The amount to be transfused can be calculated once the hematocrit/hemoglobin results are returned. In general, 30-60 mL/kg of nonhydropic fetal weight is transfused because volumes higher than this may be difficult for the fetus to tolerate. Once the transfusion is accomplished, a final blood sample is often taken to estimate the final hematocrit value of the fetus, although this measurement is an underestimation of the hematocrit secondary to the large volume infused during the transfusion. The fetus should be monitored with continuous fetal monitoring for the ensuing 4 hours (both during the procedure and immediately after because decelerations of the fetal heart rate are common and must be managed cautiously).
If the initial hematocrit value was extremely low, a repeat procedure may be necessary as soon as within a week. Otherwise, the procedure can be performed every 2-4 weeks based on the post-transfusion hemoglobin value. Because the goal is to maintain the fetal hemoglobin value at greater than 9 g/dL and because it drops at approximately 1 g/dL every 3 days, these values can be used to calculate how much time can be allotted until the next procedure. Alternatively, the MCA peak systolic velocity may be used to time the second IUT, typically using a threshold of 1.32 MOM, though this is not well established. Serial IUTs are usually performed until 34 weeks' gestation, beyond which time the risk of the procedure likely outweighs the benefits. This leads to delivery of the fetus at 34-37 weeks' gestation and, occasionally, even earlier if fetal lung maturity is documented.
Antenatal testing
Additional fetal assessment via antenatal testing with nonstress tests or biophysical profiles should begin at 32 week’ gestation in all gestations complicated by erythrocyte alloimmunization.
Timing of delivery
In determining the optimal delivery time, gestational age, severity of fetal anemia, and fetal lung maturity should all be considered. If fetal surveillance remains reassuring (ie, serial MCA-PSV studies remain < 1.5 MoMs or spectrophotometric analysis does not indicate severe fetal anemia), labor should be induced at 37–38 weeks of gestation after confirmation of fetal lung maturity to allow fetal hepatic maturation.
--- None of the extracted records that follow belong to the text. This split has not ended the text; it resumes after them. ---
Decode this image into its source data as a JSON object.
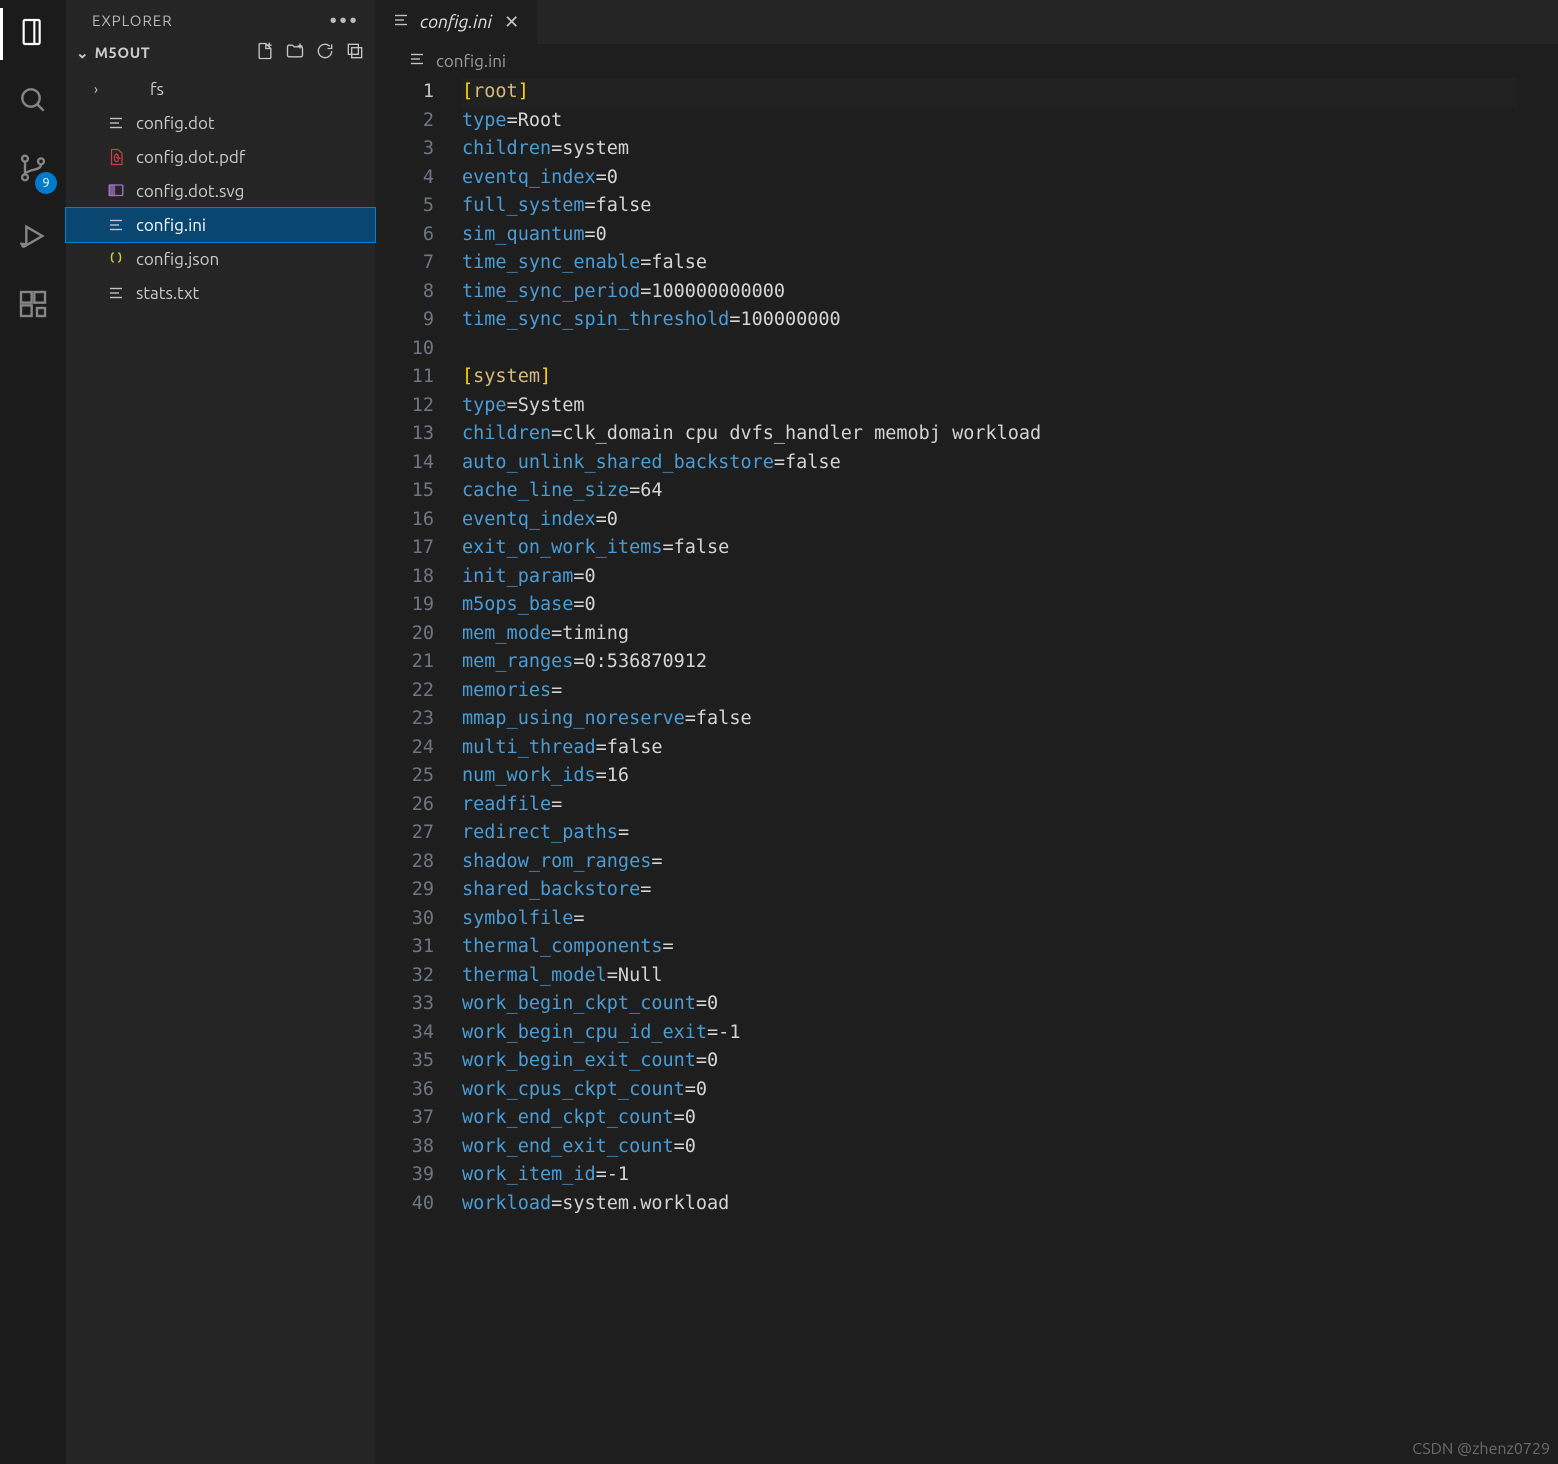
{
  "activity": {
    "scm_badge": "9"
  },
  "sidebar": {
    "title": "EXPLORER",
    "folder": "M5OUT",
    "items": [
      {
        "label": "fs",
        "kind": "folder"
      },
      {
        "label": "config.dot",
        "kind": "file-text"
      },
      {
        "label": "config.dot.pdf",
        "kind": "file-pdf"
      },
      {
        "label": "config.dot.svg",
        "kind": "file-svg"
      },
      {
        "label": "config.ini",
        "kind": "file-text",
        "selected": true
      },
      {
        "label": "config.json",
        "kind": "file-json"
      },
      {
        "label": "stats.txt",
        "kind": "file-text"
      }
    ]
  },
  "tab": {
    "label": "config.ini"
  },
  "breadcrumb": {
    "label": "config.ini"
  },
  "code_lines": [
    {
      "n": 1,
      "tokens": [
        {
          "t": "[",
          "c": "br"
        },
        {
          "t": "root",
          "c": "hdr"
        },
        {
          "t": "]",
          "c": "br"
        }
      ],
      "current": true
    },
    {
      "n": 2,
      "tokens": [
        {
          "t": "type",
          "c": "key"
        },
        {
          "t": "=Root",
          "c": "def"
        }
      ]
    },
    {
      "n": 3,
      "tokens": [
        {
          "t": "children",
          "c": "key"
        },
        {
          "t": "=system",
          "c": "def"
        }
      ]
    },
    {
      "n": 4,
      "tokens": [
        {
          "t": "eventq_index",
          "c": "key"
        },
        {
          "t": "=0",
          "c": "def"
        }
      ]
    },
    {
      "n": 5,
      "tokens": [
        {
          "t": "full_system",
          "c": "key"
        },
        {
          "t": "=false",
          "c": "def"
        }
      ]
    },
    {
      "n": 6,
      "tokens": [
        {
          "t": "sim_quantum",
          "c": "key"
        },
        {
          "t": "=0",
          "c": "def"
        }
      ]
    },
    {
      "n": 7,
      "tokens": [
        {
          "t": "time_sync_enable",
          "c": "key"
        },
        {
          "t": "=false",
          "c": "def"
        }
      ]
    },
    {
      "n": 8,
      "tokens": [
        {
          "t": "time_sync_period",
          "c": "key"
        },
        {
          "t": "=100000000000",
          "c": "def"
        }
      ]
    },
    {
      "n": 9,
      "tokens": [
        {
          "t": "time_sync_spin_threshold",
          "c": "key"
        },
        {
          "t": "=100000000",
          "c": "def"
        }
      ]
    },
    {
      "n": 10,
      "tokens": []
    },
    {
      "n": 11,
      "tokens": [
        {
          "t": "[",
          "c": "br"
        },
        {
          "t": "system",
          "c": "hdr"
        },
        {
          "t": "]",
          "c": "br"
        }
      ]
    },
    {
      "n": 12,
      "tokens": [
        {
          "t": "type",
          "c": "key"
        },
        {
          "t": "=System",
          "c": "def"
        }
      ]
    },
    {
      "n": 13,
      "tokens": [
        {
          "t": "children",
          "c": "key"
        },
        {
          "t": "=clk_domain cpu dvfs_handler memobj workload",
          "c": "def"
        }
      ]
    },
    {
      "n": 14,
      "tokens": [
        {
          "t": "auto_unlink_shared_backstore",
          "c": "key"
        },
        {
          "t": "=false",
          "c": "def"
        }
      ]
    },
    {
      "n": 15,
      "tokens": [
        {
          "t": "cache_line_size",
          "c": "key"
        },
        {
          "t": "=64",
          "c": "def"
        }
      ]
    },
    {
      "n": 16,
      "tokens": [
        {
          "t": "eventq_index",
          "c": "key"
        },
        {
          "t": "=0",
          "c": "def"
        }
      ]
    },
    {
      "n": 17,
      "tokens": [
        {
          "t": "exit_on_work_items",
          "c": "key"
        },
        {
          "t": "=false",
          "c": "def"
        }
      ]
    },
    {
      "n": 18,
      "tokens": [
        {
          "t": "init_param",
          "c": "key"
        },
        {
          "t": "=0",
          "c": "def"
        }
      ]
    },
    {
      "n": 19,
      "tokens": [
        {
          "t": "m5ops_base",
          "c": "key"
        },
        {
          "t": "=0",
          "c": "def"
        }
      ]
    },
    {
      "n": 20,
      "tokens": [
        {
          "t": "mem_mode",
          "c": "key"
        },
        {
          "t": "=timing",
          "c": "def"
        }
      ]
    },
    {
      "n": 21,
      "tokens": [
        {
          "t": "mem_ranges",
          "c": "key"
        },
        {
          "t": "=0:536870912",
          "c": "def"
        }
      ]
    },
    {
      "n": 22,
      "tokens": [
        {
          "t": "memories",
          "c": "key"
        },
        {
          "t": "=",
          "c": "def"
        }
      ]
    },
    {
      "n": 23,
      "tokens": [
        {
          "t": "mmap_using_noreserve",
          "c": "key"
        },
        {
          "t": "=false",
          "c": "def"
        }
      ]
    },
    {
      "n": 24,
      "tokens": [
        {
          "t": "multi_thread",
          "c": "key"
        },
        {
          "t": "=false",
          "c": "def"
        }
      ]
    },
    {
      "n": 25,
      "tokens": [
        {
          "t": "num_work_ids",
          "c": "key"
        },
        {
          "t": "=16",
          "c": "def"
        }
      ]
    },
    {
      "n": 26,
      "tokens": [
        {
          "t": "readfile",
          "c": "key"
        },
        {
          "t": "=",
          "c": "def"
        }
      ]
    },
    {
      "n": 27,
      "tokens": [
        {
          "t": "redirect_paths",
          "c": "key"
        },
        {
          "t": "=",
          "c": "def"
        }
      ]
    },
    {
      "n": 28,
      "tokens": [
        {
          "t": "shadow_rom_ranges",
          "c": "key"
        },
        {
          "t": "=",
          "c": "def"
        }
      ]
    },
    {
      "n": 29,
      "tokens": [
        {
          "t": "shared_backstore",
          "c": "key"
        },
        {
          "t": "=",
          "c": "def"
        }
      ]
    },
    {
      "n": 30,
      "tokens": [
        {
          "t": "symbolfile",
          "c": "key"
        },
        {
          "t": "=",
          "c": "def"
        }
      ]
    },
    {
      "n": 31,
      "tokens": [
        {
          "t": "thermal_components",
          "c": "key"
        },
        {
          "t": "=",
          "c": "def"
        }
      ]
    },
    {
      "n": 32,
      "tokens": [
        {
          "t": "thermal_model",
          "c": "key"
        },
        {
          "t": "=Null",
          "c": "def"
        }
      ]
    },
    {
      "n": 33,
      "tokens": [
        {
          "t": "work_begin_ckpt_count",
          "c": "key"
        },
        {
          "t": "=0",
          "c": "def"
        }
      ]
    },
    {
      "n": 34,
      "tokens": [
        {
          "t": "work_begin_cpu_id_exit",
          "c": "key"
        },
        {
          "t": "=-1",
          "c": "def"
        }
      ]
    },
    {
      "n": 35,
      "tokens": [
        {
          "t": "work_begin_exit_count",
          "c": "key"
        },
        {
          "t": "=0",
          "c": "def"
        }
      ]
    },
    {
      "n": 36,
      "tokens": [
        {
          "t": "work_cpus_ckpt_count",
          "c": "key"
        },
        {
          "t": "=0",
          "c": "def"
        }
      ]
    },
    {
      "n": 37,
      "tokens": [
        {
          "t": "work_end_ckpt_count",
          "c": "key"
        },
        {
          "t": "=0",
          "c": "def"
        }
      ]
    },
    {
      "n": 38,
      "tokens": [
        {
          "t": "work_end_exit_count",
          "c": "key"
        },
        {
          "t": "=0",
          "c": "def"
        }
      ]
    },
    {
      "n": 39,
      "tokens": [
        {
          "t": "work_item_id",
          "c": "key"
        },
        {
          "t": "=-1",
          "c": "def"
        }
      ]
    },
    {
      "n": 40,
      "tokens": [
        {
          "t": "workload",
          "c": "key"
        },
        {
          "t": "=system.workload",
          "c": "def"
        }
      ]
    }
  ],
  "watermark": "CSDN @zhenz0729"
}
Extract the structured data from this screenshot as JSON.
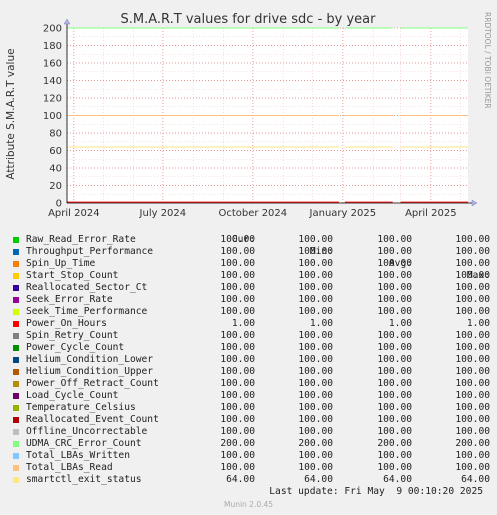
{
  "chart_data": {
    "type": "line",
    "title": "S.M.A.R.T values for drive sdc - by year",
    "ylabel": "Attribute S.M.A.R.T value",
    "side_label": "RRDTOOL / TOBI OETIKER",
    "ylim": [
      0,
      200
    ],
    "y_ticks": [
      0,
      20,
      40,
      60,
      80,
      100,
      120,
      140,
      160,
      180,
      200
    ],
    "x_range": [
      "2024-03-25",
      "2025-05-09"
    ],
    "x_ticks": [
      {
        "date": "2024-04-01",
        "label": "April 2024"
      },
      {
        "date": "2024-07-01",
        "label": "July 2024"
      },
      {
        "date": "2024-10-01",
        "label": "October 2024"
      },
      {
        "date": "2025-01-01",
        "label": "January 2025"
      },
      {
        "date": "2025-04-01",
        "label": "April 2025"
      }
    ],
    "data_gaps": [
      [
        "2024-12-28",
        "2025-01-03"
      ],
      [
        "2025-02-21",
        "2025-03-01"
      ]
    ],
    "grid": true,
    "columns": [
      "Cur:",
      "Min:",
      "Avg:",
      "Max:"
    ],
    "series": [
      {
        "name": "Raw_Read_Error_Rate",
        "color": "#00cc00",
        "cur": "100.00",
        "min": "100.00",
        "avg": "100.00",
        "max": "100.00",
        "value": 100
      },
      {
        "name": "Throughput_Performance",
        "color": "#0066b3",
        "cur": "100.00",
        "min": "100.00",
        "avg": "100.00",
        "max": "100.00",
        "value": 100
      },
      {
        "name": "Spin_Up_Time",
        "color": "#ff8000",
        "cur": "100.00",
        "min": "100.00",
        "avg": "100.00",
        "max": "100.00",
        "value": 100
      },
      {
        "name": "Start_Stop_Count",
        "color": "#ffcc00",
        "cur": "100.00",
        "min": "100.00",
        "avg": "100.00",
        "max": "100.00",
        "value": 100
      },
      {
        "name": "Reallocated_Sector_Ct",
        "color": "#330099",
        "cur": "100.00",
        "min": "100.00",
        "avg": "100.00",
        "max": "100.00",
        "value": 100
      },
      {
        "name": "Seek_Error_Rate",
        "color": "#990099",
        "cur": "100.00",
        "min": "100.00",
        "avg": "100.00",
        "max": "100.00",
        "value": 100
      },
      {
        "name": "Seek_Time_Performance",
        "color": "#ccff00",
        "cur": "100.00",
        "min": "100.00",
        "avg": "100.00",
        "max": "100.00",
        "value": 100
      },
      {
        "name": "Power_On_Hours",
        "color": "#ff0000",
        "cur": "1.00",
        "min": "1.00",
        "avg": "1.00",
        "max": "1.00",
        "value": 1
      },
      {
        "name": "Spin_Retry_Count",
        "color": "#808080",
        "cur": "100.00",
        "min": "100.00",
        "avg": "100.00",
        "max": "100.00",
        "value": 100
      },
      {
        "name": "Power_Cycle_Count",
        "color": "#008f00",
        "cur": "100.00",
        "min": "100.00",
        "avg": "100.00",
        "max": "100.00",
        "value": 100
      },
      {
        "name": "Helium_Condition_Lower",
        "color": "#00487d",
        "cur": "100.00",
        "min": "100.00",
        "avg": "100.00",
        "max": "100.00",
        "value": 100
      },
      {
        "name": "Helium_Condition_Upper",
        "color": "#b35a00",
        "cur": "100.00",
        "min": "100.00",
        "avg": "100.00",
        "max": "100.00",
        "value": 100
      },
      {
        "name": "Power_Off_Retract_Count",
        "color": "#b38f00",
        "cur": "100.00",
        "min": "100.00",
        "avg": "100.00",
        "max": "100.00",
        "value": 100
      },
      {
        "name": "Load_Cycle_Count",
        "color": "#6b006b",
        "cur": "100.00",
        "min": "100.00",
        "avg": "100.00",
        "max": "100.00",
        "value": 100
      },
      {
        "name": "Temperature_Celsius",
        "color": "#8fb300",
        "cur": "100.00",
        "min": "100.00",
        "avg": "100.00",
        "max": "100.00",
        "value": 100
      },
      {
        "name": "Reallocated_Event_Count",
        "color": "#b30000",
        "cur": "100.00",
        "min": "100.00",
        "avg": "100.00",
        "max": "100.00",
        "value": 100
      },
      {
        "name": "Offline_Uncorrectable",
        "color": "#bebebe",
        "cur": "100.00",
        "min": "100.00",
        "avg": "100.00",
        "max": "100.00",
        "value": 100
      },
      {
        "name": "UDMA_CRC_Error_Count",
        "color": "#80ff80",
        "cur": "200.00",
        "min": "200.00",
        "avg": "200.00",
        "max": "200.00",
        "value": 200
      },
      {
        "name": "Total_LBAs_Written",
        "color": "#80c9ff",
        "cur": "100.00",
        "min": "100.00",
        "avg": "100.00",
        "max": "100.00",
        "value": 100
      },
      {
        "name": "Total_LBAs_Read",
        "color": "#ffc080",
        "cur": "100.00",
        "min": "100.00",
        "avg": "100.00",
        "max": "100.00",
        "value": 100
      },
      {
        "name": "smartctl_exit_status",
        "color": "#ffe680",
        "cur": "64.00",
        "min": "64.00",
        "avg": "64.00",
        "max": "64.00",
        "value": 64
      }
    ]
  },
  "last_update": "Last update: Fri May  9 00:10:20 2025",
  "footer": "Munin 2.0.45"
}
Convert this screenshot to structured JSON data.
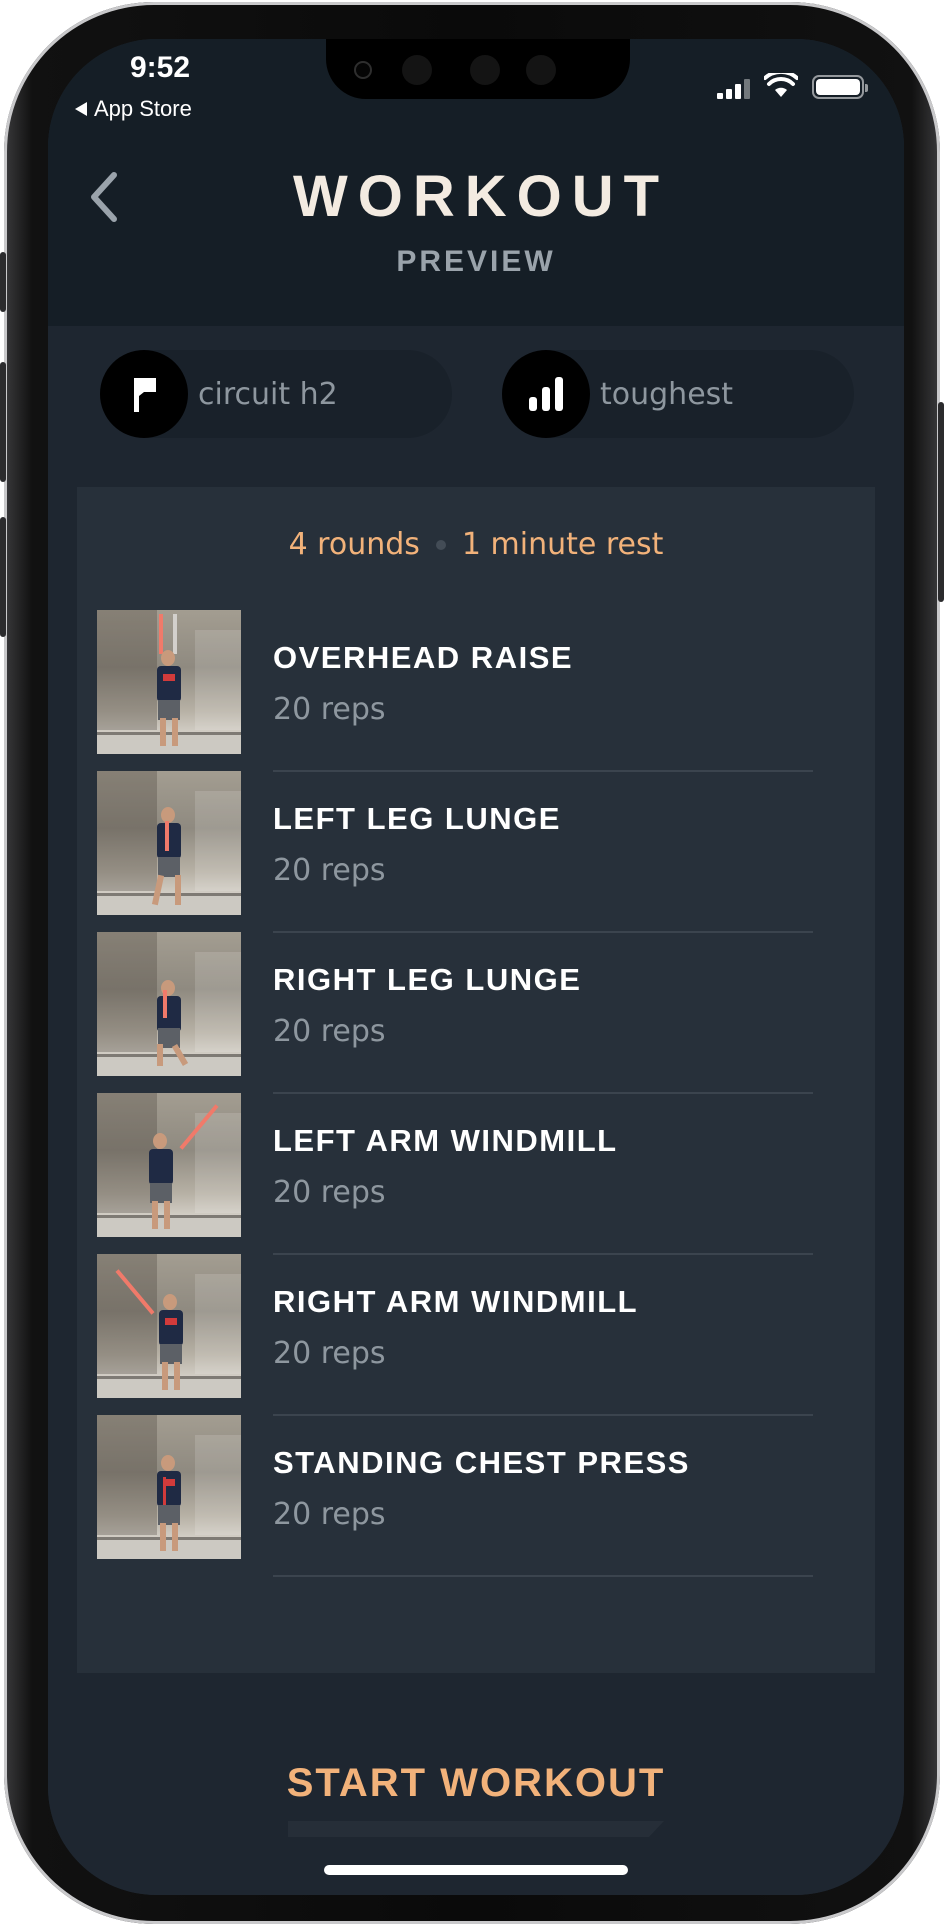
{
  "status_bar": {
    "time": "9:52",
    "back_app": "App Store"
  },
  "header": {
    "title": "WORKOUT",
    "subtitle": "PREVIEW"
  },
  "pills": [
    {
      "icon": "flag-icon",
      "label": "circuit h2"
    },
    {
      "icon": "difficulty-bars-icon",
      "label": "toughest"
    }
  ],
  "workout": {
    "rounds": "4 rounds",
    "rest": "1 minute rest",
    "exercises": [
      {
        "name": "OVERHEAD RAISE",
        "reps": "20 reps"
      },
      {
        "name": "LEFT LEG LUNGE",
        "reps": "20 reps"
      },
      {
        "name": "RIGHT LEG LUNGE",
        "reps": "20 reps"
      },
      {
        "name": "LEFT ARM WINDMILL",
        "reps": "20 reps"
      },
      {
        "name": "RIGHT ARM WINDMILL",
        "reps": "20 reps"
      },
      {
        "name": "STANDING CHEST PRESS",
        "reps": "20 reps"
      }
    ]
  },
  "footer": {
    "start_label": "START WORKOUT"
  },
  "colors": {
    "accent": "#f2b27a",
    "header_bg": "#151e26",
    "card_bg": "#27303a",
    "title_text": "#f3ebe1"
  }
}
After 35 weeks’ gestation, the rate of false-positive results from MCA-PSV studies is increased. Thus, fetal assessment should be performed via amniocentesis, which has the additional benefit of allowing assessment of fetal lung maturity. Between 36-38 weeks’ gestation, if fetal lung maturity has not been achieved but the fetus is found to be in an upper affected zone, consideration should be given to administration of oral phenobarbital (30 mg tid for 7 d) to accelerate hepatic maturity in an effort to minimize hyperbilirubinemia, and labor should be induced in 1 week. However, many clinicians may opt for immediate delivery at this point to minimize risk from further hemolysis or additional invasive procedures.